Но вот подготовка побега из тюрьмы все же оставляет сомнения. Загадочна фраза Леонида в записке родителям: «Для себя предпочитаю другое». Другое — то есть смерть. Но тогда почему все же он готовит побег? Или были предварительный договор с кем-то и чье-то обещание помочь в случае ареста? «Набрать 5–6 человек и мотор» должен «адьют»…
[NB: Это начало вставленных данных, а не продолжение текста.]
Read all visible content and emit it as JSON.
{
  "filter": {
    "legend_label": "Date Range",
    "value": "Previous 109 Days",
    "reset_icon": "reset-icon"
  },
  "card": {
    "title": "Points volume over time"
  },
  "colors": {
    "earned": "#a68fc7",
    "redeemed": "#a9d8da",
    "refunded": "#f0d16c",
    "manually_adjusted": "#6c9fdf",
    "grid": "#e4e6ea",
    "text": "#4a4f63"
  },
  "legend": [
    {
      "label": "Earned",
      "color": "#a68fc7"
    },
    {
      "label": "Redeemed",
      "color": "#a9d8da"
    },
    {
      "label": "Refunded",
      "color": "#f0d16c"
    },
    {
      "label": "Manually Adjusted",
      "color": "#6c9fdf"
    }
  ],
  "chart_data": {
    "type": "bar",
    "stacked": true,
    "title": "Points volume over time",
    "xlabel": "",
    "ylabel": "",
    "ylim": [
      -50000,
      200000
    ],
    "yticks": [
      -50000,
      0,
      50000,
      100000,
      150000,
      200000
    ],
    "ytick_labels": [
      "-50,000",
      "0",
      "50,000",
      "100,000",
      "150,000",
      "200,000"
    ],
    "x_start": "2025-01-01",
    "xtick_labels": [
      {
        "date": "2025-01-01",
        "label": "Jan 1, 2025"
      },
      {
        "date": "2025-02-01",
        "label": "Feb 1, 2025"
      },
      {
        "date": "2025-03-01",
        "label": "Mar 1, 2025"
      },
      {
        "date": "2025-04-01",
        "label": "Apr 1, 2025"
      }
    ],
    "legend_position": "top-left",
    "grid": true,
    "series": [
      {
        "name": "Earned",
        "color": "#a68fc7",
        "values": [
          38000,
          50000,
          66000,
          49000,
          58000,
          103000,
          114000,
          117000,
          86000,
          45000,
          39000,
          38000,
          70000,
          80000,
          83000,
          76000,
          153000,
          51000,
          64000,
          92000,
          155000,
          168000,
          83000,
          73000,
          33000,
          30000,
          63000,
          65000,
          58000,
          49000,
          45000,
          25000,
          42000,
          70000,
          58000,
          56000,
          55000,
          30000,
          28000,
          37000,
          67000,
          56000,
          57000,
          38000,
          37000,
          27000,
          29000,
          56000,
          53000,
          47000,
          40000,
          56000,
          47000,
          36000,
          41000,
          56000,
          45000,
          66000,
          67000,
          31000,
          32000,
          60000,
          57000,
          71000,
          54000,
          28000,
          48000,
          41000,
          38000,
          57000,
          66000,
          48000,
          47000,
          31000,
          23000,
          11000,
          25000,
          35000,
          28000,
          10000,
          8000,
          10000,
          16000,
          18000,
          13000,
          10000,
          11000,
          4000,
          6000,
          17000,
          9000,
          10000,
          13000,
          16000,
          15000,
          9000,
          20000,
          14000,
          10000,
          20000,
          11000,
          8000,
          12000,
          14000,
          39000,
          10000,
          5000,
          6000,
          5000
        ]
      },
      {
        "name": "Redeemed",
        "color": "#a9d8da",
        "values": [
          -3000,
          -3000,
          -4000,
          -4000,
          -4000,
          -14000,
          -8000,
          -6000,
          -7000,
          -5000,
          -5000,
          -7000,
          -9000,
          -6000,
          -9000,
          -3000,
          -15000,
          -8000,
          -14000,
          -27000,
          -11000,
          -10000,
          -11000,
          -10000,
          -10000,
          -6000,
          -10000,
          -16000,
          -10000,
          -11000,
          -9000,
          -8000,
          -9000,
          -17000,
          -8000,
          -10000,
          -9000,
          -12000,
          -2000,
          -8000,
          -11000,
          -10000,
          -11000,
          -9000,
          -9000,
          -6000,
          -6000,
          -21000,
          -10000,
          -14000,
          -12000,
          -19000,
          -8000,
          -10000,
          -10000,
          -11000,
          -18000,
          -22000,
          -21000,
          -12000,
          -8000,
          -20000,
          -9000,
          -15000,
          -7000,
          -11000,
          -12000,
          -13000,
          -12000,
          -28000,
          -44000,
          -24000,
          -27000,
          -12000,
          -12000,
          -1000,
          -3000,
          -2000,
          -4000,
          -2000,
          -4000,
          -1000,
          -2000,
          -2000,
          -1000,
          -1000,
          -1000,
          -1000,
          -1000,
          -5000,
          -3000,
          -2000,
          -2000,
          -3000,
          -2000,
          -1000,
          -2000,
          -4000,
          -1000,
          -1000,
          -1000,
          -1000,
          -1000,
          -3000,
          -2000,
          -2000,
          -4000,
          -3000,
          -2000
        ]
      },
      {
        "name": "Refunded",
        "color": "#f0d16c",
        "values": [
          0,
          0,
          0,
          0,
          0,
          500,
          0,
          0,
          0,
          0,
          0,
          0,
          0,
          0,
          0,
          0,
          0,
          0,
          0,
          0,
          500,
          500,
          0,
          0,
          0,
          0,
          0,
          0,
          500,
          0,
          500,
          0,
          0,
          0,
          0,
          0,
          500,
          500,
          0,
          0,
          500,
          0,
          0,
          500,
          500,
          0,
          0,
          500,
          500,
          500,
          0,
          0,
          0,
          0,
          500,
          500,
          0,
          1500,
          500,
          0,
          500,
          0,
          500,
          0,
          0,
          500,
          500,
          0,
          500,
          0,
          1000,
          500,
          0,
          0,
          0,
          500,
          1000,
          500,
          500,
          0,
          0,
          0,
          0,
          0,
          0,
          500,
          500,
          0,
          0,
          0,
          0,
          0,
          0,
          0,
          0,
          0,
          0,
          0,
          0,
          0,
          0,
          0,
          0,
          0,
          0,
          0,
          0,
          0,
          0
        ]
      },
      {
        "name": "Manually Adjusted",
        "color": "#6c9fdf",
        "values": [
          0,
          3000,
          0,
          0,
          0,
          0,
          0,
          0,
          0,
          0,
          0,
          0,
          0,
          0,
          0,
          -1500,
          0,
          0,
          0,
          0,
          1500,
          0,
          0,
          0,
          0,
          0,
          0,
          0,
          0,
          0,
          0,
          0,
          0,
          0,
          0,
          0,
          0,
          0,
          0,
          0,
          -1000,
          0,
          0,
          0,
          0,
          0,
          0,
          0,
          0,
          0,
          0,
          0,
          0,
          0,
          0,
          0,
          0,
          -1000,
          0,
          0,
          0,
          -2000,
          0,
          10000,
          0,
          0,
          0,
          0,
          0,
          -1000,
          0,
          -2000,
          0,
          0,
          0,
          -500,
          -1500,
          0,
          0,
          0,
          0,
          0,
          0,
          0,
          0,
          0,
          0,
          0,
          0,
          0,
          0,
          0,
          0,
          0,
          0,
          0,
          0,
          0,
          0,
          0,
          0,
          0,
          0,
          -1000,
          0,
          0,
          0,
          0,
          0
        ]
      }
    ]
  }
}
Можно предложить такую версию событий. После того как провалились одна за другой три попытки убить Урицкого, Леонид решил действовать. И поделился планом с Филоненко, своим кузеном и патроном, под сильным влиянием которого находился. А тому позарез нужны доказательства боеспособности его разваливающейся организации — хотя бы перед «союзниками», которые снабжали его деньгами. Чекистам было известно через свою агентуру, что и Савинков упрекал своего сообщника: живя так долго в Петрограде, не может организовать ни одного теракта! А тут — Леня, горячая голова, авось и получится… И, надо думать, «адьют» не стал категорически возражать ему, возможно, даже пообещал, что в случае ареста выручит, организует побег.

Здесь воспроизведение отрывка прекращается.